En un documento de la resistencia a Hitler, preparado en 1943 por el círculo de Friburgo siguiendo la iniciativa del eminente moralista Dietrich Bonhoeffer, se decía que el Estado alemán posterior al nazismo podría tomar justificadamente medidas para "detener la desastrosa influencia de la raza judía sobre la comunidad nacional". Goldhagen atribuye a la percepción colectiva de los judíos como una raza que atentaba contra el ser nacional alemán, compartida incluso por quienes condenaban expresamente el genocidio, una grave responsabilidad en los crímenes nazis. Como demuestra el caso del teólogo Karl Barth, adversario del nazismo, personas de alta calidad moral podían compatir su mismo modelo cultural respecto a quienes juzgaban como portadores de un peligro para la identidad nacional. Sin ese modelo cultural compartido, no habría sido posible el holocausto judío.

Pues al final son esos modelos culturales los causantes de la aberración moral a que conduce siempre el mito sobre el ser o la identidad nacional que unos forasteros, o unos inmigrantes, pondrían en peligro. Da igual que esos forasteros no lo sean, que hayan nacido entre los demás, que sean sus vecinos; da igual que lleven los apellidos de la tribu y hasta que hayan comulgado en algún momento con la creencia devastadora del mito nacional: a los concejales del PP no les sirve de escudo tener apellidos vascos. Lo que importa es ser o no ser nacionalista. El odio que sólo las religiones étnicas y sus predicadores pueden engendrar en ciudadanos por demás ejemplares, convierte a quien no es nacionalista en sujeto desprovisto de derechos: alguna culpa tendrá para merecer el trato que recibe.

La desolación de este concejal, sin ninguna sed de venganza en su mirada, ante la actitud de los testigos de su apaleamiento, trasmutados por el odio en verdugos voluntarios, recuerda el estupor de la hermana de otro concejal del PP, asesinado, que no se podía creer que vascos mataran a vascos.
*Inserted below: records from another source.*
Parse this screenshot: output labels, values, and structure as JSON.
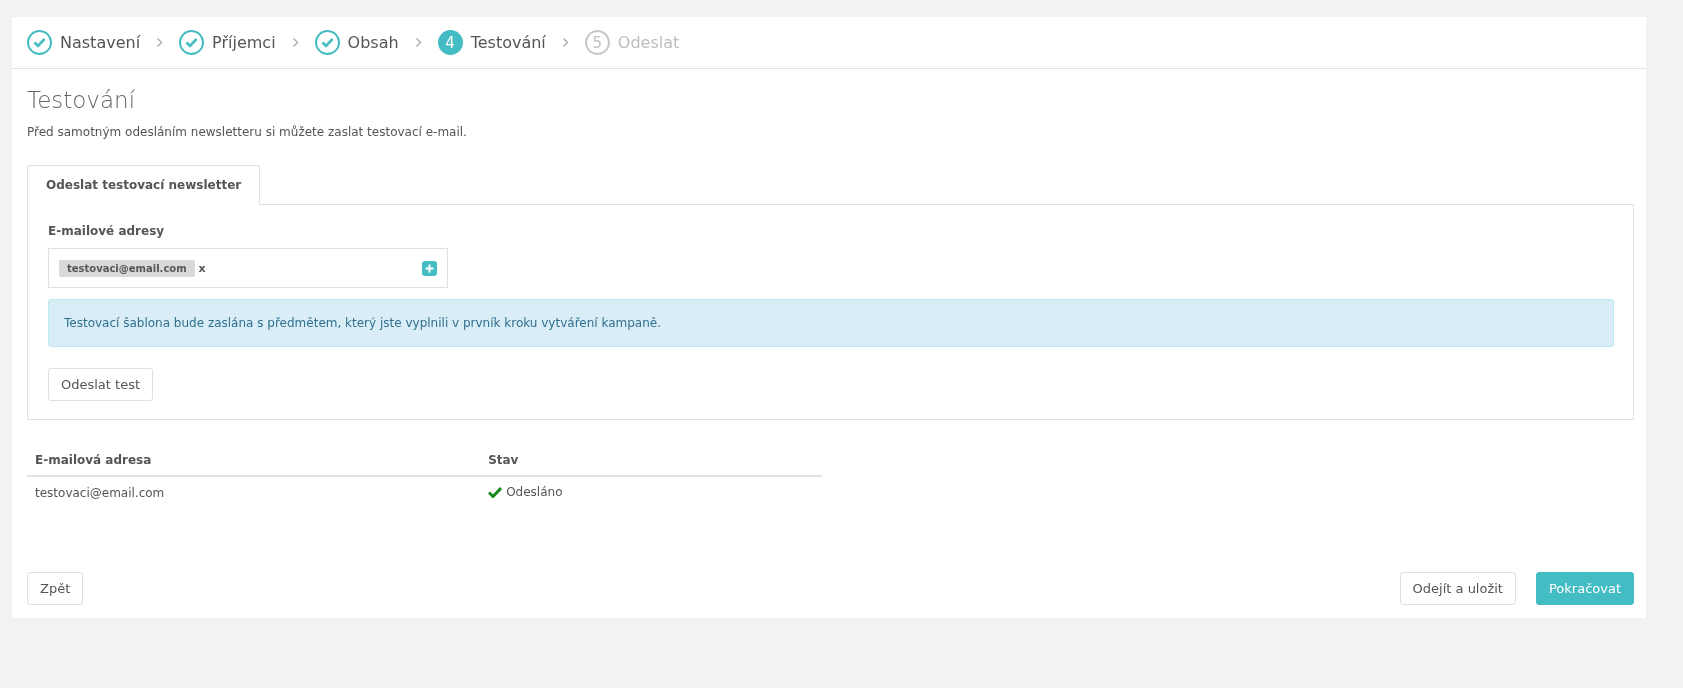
{
  "steps": [
    {
      "label": "Nastavení",
      "kind": "done"
    },
    {
      "label": "Příjemci",
      "kind": "done"
    },
    {
      "label": "Obsah",
      "kind": "done"
    },
    {
      "number": "4",
      "label": "Testování",
      "kind": "current"
    },
    {
      "number": "5",
      "label": "Odeslat",
      "kind": "pending"
    }
  ],
  "title": "Testování",
  "description": "Před samotným odesláním newsletteru si můžete zaslat testovací e-mail.",
  "tabs": [
    {
      "label": "Odeslat testovací newsletter",
      "selected": true
    }
  ],
  "email_field": {
    "label": "E-mailové adresy",
    "tags": [
      {
        "text": "testovaci@email.com",
        "remove": "x"
      }
    ]
  },
  "alert": "Testovací šablona bude zaslána s předmětem, který jste vyplnili v prvník kroku vytváření kampaně.",
  "send_button": "Odeslat test",
  "table": {
    "columns": [
      "E-mailová adresa",
      "Stav"
    ],
    "rows": [
      {
        "email": "testovaci@email.com",
        "status": "Odesláno",
        "kind": "sent"
      }
    ]
  },
  "footer": {
    "back": "Zpět",
    "save": "Odejít a uložit",
    "next": "Pokračovat"
  }
}
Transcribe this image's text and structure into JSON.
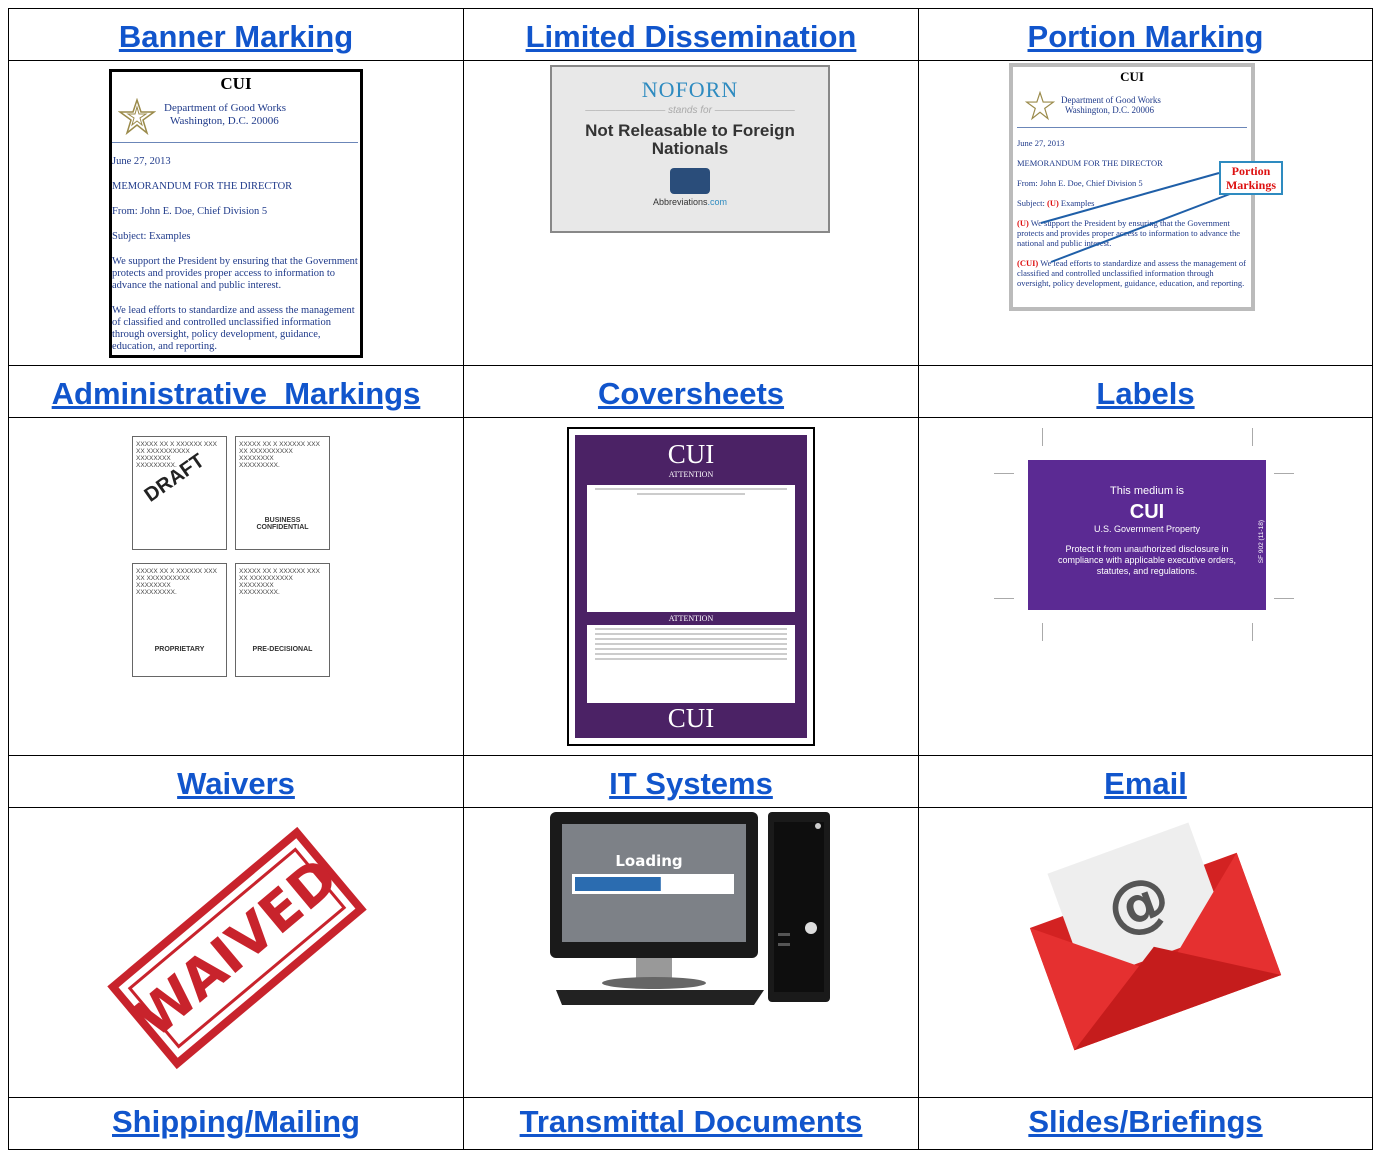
{
  "headers": {
    "row1": [
      "Banner Marking",
      "Limited Dissemination",
      "Portion Marking"
    ],
    "row2": [
      "Administrative  Markings",
      "Coversheets",
      "Labels"
    ],
    "row3": [
      "Waivers",
      "IT Systems",
      "Email"
    ],
    "row4": [
      "Shipping/Mailing",
      "Transmittal Documents",
      "Slides/Briefings"
    ]
  },
  "banner_memo": {
    "cui": "CUI",
    "dept_line1": "Department of  Good Works",
    "dept_line2": "Washington, D.C. 20006",
    "date": "June 27, 2013",
    "memo_for": "MEMORANDUM FOR THE DIRECTOR",
    "from": "From:  John E. Doe, Chief Division 5",
    "subject": "Subject:  Examples",
    "para1": "We support the President by ensuring that the Government protects and provides proper access to information to advance the national and public interest.",
    "para2": "We lead efforts to standardize and assess the management of classified and controlled unclassified information through oversight, policy development, guidance, education, and reporting."
  },
  "noforn": {
    "title": "NOFORN",
    "stands_for": "stands for",
    "meaning": "Not Releasable to Foreign Nationals",
    "site_a": "Abbreviations",
    "site_b": ".com"
  },
  "portion_memo": {
    "cui": "CUI",
    "dept_line1": "Department of Good Works",
    "dept_line2": "Washington, D.C. 20006",
    "date": "June 27, 2013",
    "memo_for": "MEMORANDUM FOR THE DIRECTOR",
    "from": "From:  John E. Doe, Chief Division 5",
    "subject_pre": "Subject:  ",
    "subject_mark": "(U)",
    "subject_post": " Examples",
    "p1_mark": "(U)",
    "p1_text": " We support the President by ensuring that the Government protects and provides proper access to information to advance the national and public interest.",
    "p2_mark": "(CUI)",
    "p2_text": " We lead efforts to standardize and assess the management of classified and controlled unclassified information through oversight, policy development, guidance, education, and reporting.",
    "callout_line1": "Portion",
    "callout_line2": "Markings"
  },
  "admin": {
    "x_lines": [
      "XXXXX  XX  X  XXXXXX  XXX",
      "XX  XXXXXXXXXX",
      "XXXXXXXX",
      "XXXXXXXXX."
    ],
    "draft": "DRAFT",
    "biz1": "BUSINESS",
    "biz2": "CONFIDENTIAL",
    "proprietary": "PROPRIETARY",
    "predecisional": "PRE-DECISIONAL"
  },
  "coversheet": {
    "cui_top": "CUI",
    "attention_top": "ATTENTION",
    "attention_bottom": "ATTENTION",
    "cui_bottom": "CUI"
  },
  "label": {
    "line1": "This medium is",
    "cui": "CUI",
    "property": "U.S. Government Property",
    "protect": "Protect it from unauthorized disclosure in compliance with applicable executive orders, statutes, and regulations.",
    "form": "SF 902 (11-18)"
  },
  "waived": {
    "stamp": "WAIVED"
  },
  "it_systems": {
    "loading": "Loading",
    "progress": 0.55
  },
  "email": {
    "symbol": "@"
  }
}
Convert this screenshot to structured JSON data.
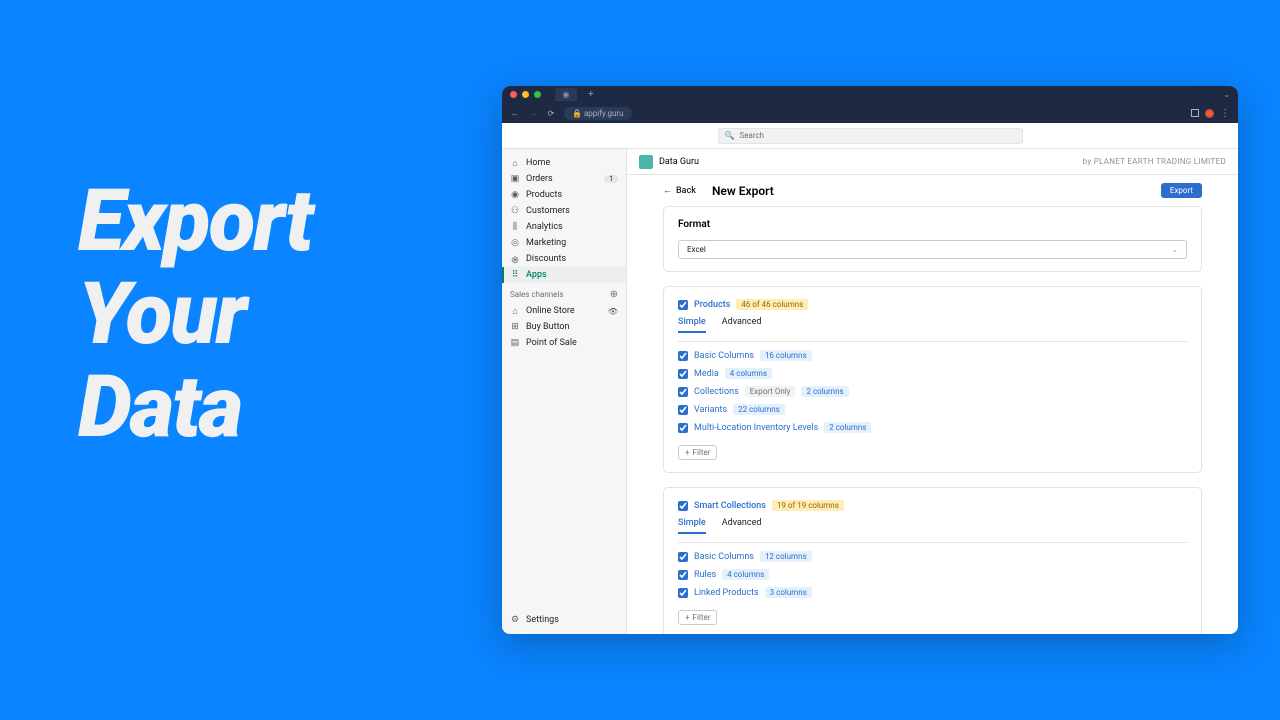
{
  "hero": "Export\nYour\nData",
  "browser": {
    "url": "appify.guru"
  },
  "search_placeholder": "Search",
  "sidebar": {
    "items": [
      {
        "label": "Home",
        "icon": "⌂"
      },
      {
        "label": "Orders",
        "icon": "▣",
        "badge": "1"
      },
      {
        "label": "Products",
        "icon": "◉"
      },
      {
        "label": "Customers",
        "icon": "⚇"
      },
      {
        "label": "Analytics",
        "icon": "⫼"
      },
      {
        "label": "Marketing",
        "icon": "◎"
      },
      {
        "label": "Discounts",
        "icon": "֎"
      },
      {
        "label": "Apps",
        "icon": "⠿",
        "active": true
      }
    ],
    "sales_channels_label": "Sales channels",
    "channels": [
      {
        "label": "Online Store",
        "icon": "⌂",
        "eye": true
      },
      {
        "label": "Buy Button",
        "icon": "⊞"
      },
      {
        "label": "Point of Sale",
        "icon": "▤"
      }
    ],
    "settings_label": "Settings"
  },
  "app_header": {
    "name": "Data Guru",
    "byline": "by PLANET EARTH TRADING LIMITED"
  },
  "page": {
    "back_label": "Back",
    "title": "New Export",
    "export_label": "Export"
  },
  "format_card": {
    "title": "Format",
    "value": "Excel"
  },
  "sections": [
    {
      "title": "Products",
      "count_badge": "46 of 46 columns",
      "tabs": [
        "Simple",
        "Advanced"
      ],
      "active_tab": "Simple",
      "rows": [
        {
          "name": "Basic Columns",
          "badges": [
            {
              "text": "16 columns",
              "type": "blue"
            }
          ]
        },
        {
          "name": "Media",
          "badges": [
            {
              "text": "4 columns",
              "type": "blue"
            }
          ]
        },
        {
          "name": "Collections",
          "badges": [
            {
              "text": "Export Only",
              "type": "gray"
            },
            {
              "text": "2 columns",
              "type": "blue"
            }
          ]
        },
        {
          "name": "Variants",
          "badges": [
            {
              "text": "22 columns",
              "type": "blue"
            }
          ]
        },
        {
          "name": "Multi-Location Inventory Levels",
          "badges": [
            {
              "text": "2 columns",
              "type": "blue"
            }
          ]
        }
      ],
      "filter_label": "Filter"
    },
    {
      "title": "Smart Collections",
      "count_badge": "19 of 19 columns",
      "tabs": [
        "Simple",
        "Advanced"
      ],
      "active_tab": "Simple",
      "rows": [
        {
          "name": "Basic Columns",
          "badges": [
            {
              "text": "12 columns",
              "type": "blue"
            }
          ]
        },
        {
          "name": "Rules",
          "badges": [
            {
              "text": "4 columns",
              "type": "blue"
            }
          ]
        },
        {
          "name": "Linked Products",
          "badges": [
            {
              "text": "3 columns",
              "type": "blue"
            }
          ]
        }
      ],
      "filter_label": "Filter"
    }
  ]
}
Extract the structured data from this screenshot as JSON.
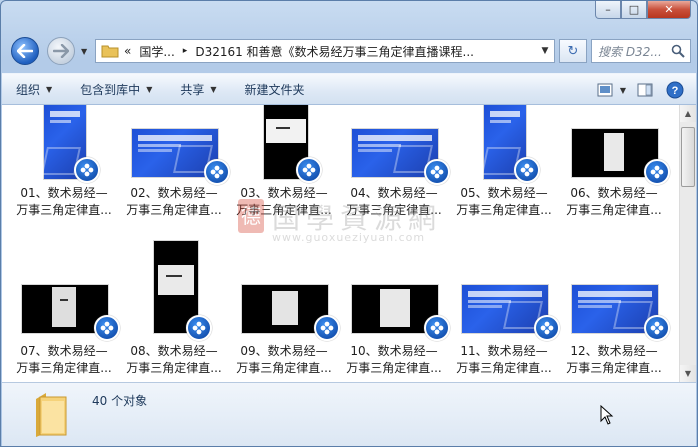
{
  "window": {
    "caption_buttons": {
      "minimize": "–",
      "maximize": "□",
      "close": "✕"
    }
  },
  "nav": {
    "breadcrumb": [
      "«",
      "国学...",
      "▸",
      "D32161 和善意《数术易经万事三角定律直播课程..."
    ],
    "search_placeholder": "搜索 D32...",
    "dropdown_glyph": "▼",
    "refresh_glyph": "↻"
  },
  "toolbar": {
    "organize": "组织",
    "include_library": "包含到库中",
    "share": "共享",
    "new_folder": "新建文件夹",
    "help": "?"
  },
  "files": [
    {
      "line1": "01、数术易经—",
      "line2": "万事三角定律直..."
    },
    {
      "line1": "02、数术易经—",
      "line2": "万事三角定律直..."
    },
    {
      "line1": "03、数术易经—",
      "line2": "万事三角定律直..."
    },
    {
      "line1": "04、数术易经—",
      "line2": "万事三角定律直..."
    },
    {
      "line1": "05、数术易经—",
      "line2": "万事三角定律直..."
    },
    {
      "line1": "06、数术易经—",
      "line2": "万事三角定律直..."
    },
    {
      "line1": "07、数术易经—",
      "line2": "万事三角定律直..."
    },
    {
      "line1": "08、数术易经—",
      "line2": "万事三角定律直..."
    },
    {
      "line1": "09、数术易经—",
      "line2": "万事三角定律直..."
    },
    {
      "line1": "10、数术易经—",
      "line2": "万事三角定律直..."
    },
    {
      "line1": "11、数术易经—",
      "line2": "万事三角定律直..."
    },
    {
      "line1": "12、数术易经—",
      "line2": "万事三角定律直..."
    }
  ],
  "watermark": {
    "seal": "德",
    "text": "国學資源網",
    "url": "www.guoxueziyuan.com"
  },
  "status": {
    "count": "40 个对象"
  },
  "icons": [
    "back-arrow-icon",
    "forward-arrow-icon",
    "folder-icon",
    "refresh-icon",
    "search-icon",
    "view-icon",
    "preview-pane-icon",
    "help-icon",
    "video-badge-icon",
    "cursor-icon"
  ]
}
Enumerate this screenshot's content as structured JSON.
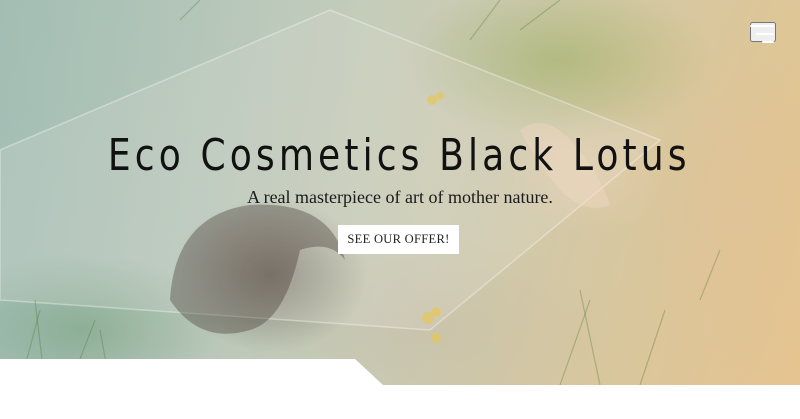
{
  "hero": {
    "title": "Eco Cosmetics Black Lotus",
    "subtitle": "A real masterpiece of art of mother nature.",
    "cta_label": "SEE OUR OFFER!"
  },
  "nav": {
    "menu_icon": "hamburger-menu-icon"
  },
  "colors": {
    "cta_background": "#ffffff",
    "title_text": "#111111",
    "menu_icon": "#ffffff"
  }
}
Era vasco, decía la hermana, llevaba todos los apellidos vascos. No comprendía aquella mujer que al identificar nacionalista con vasco, no nacionalista se identifica necesariamente con no vasco y, por tanto, con sujeto susceptible de ser apaleado, o muerto, mientras unos ponen zancadillas y otros, desde la lejanía de sus púlpitos y tribunas, lamentan los excesos cometidos.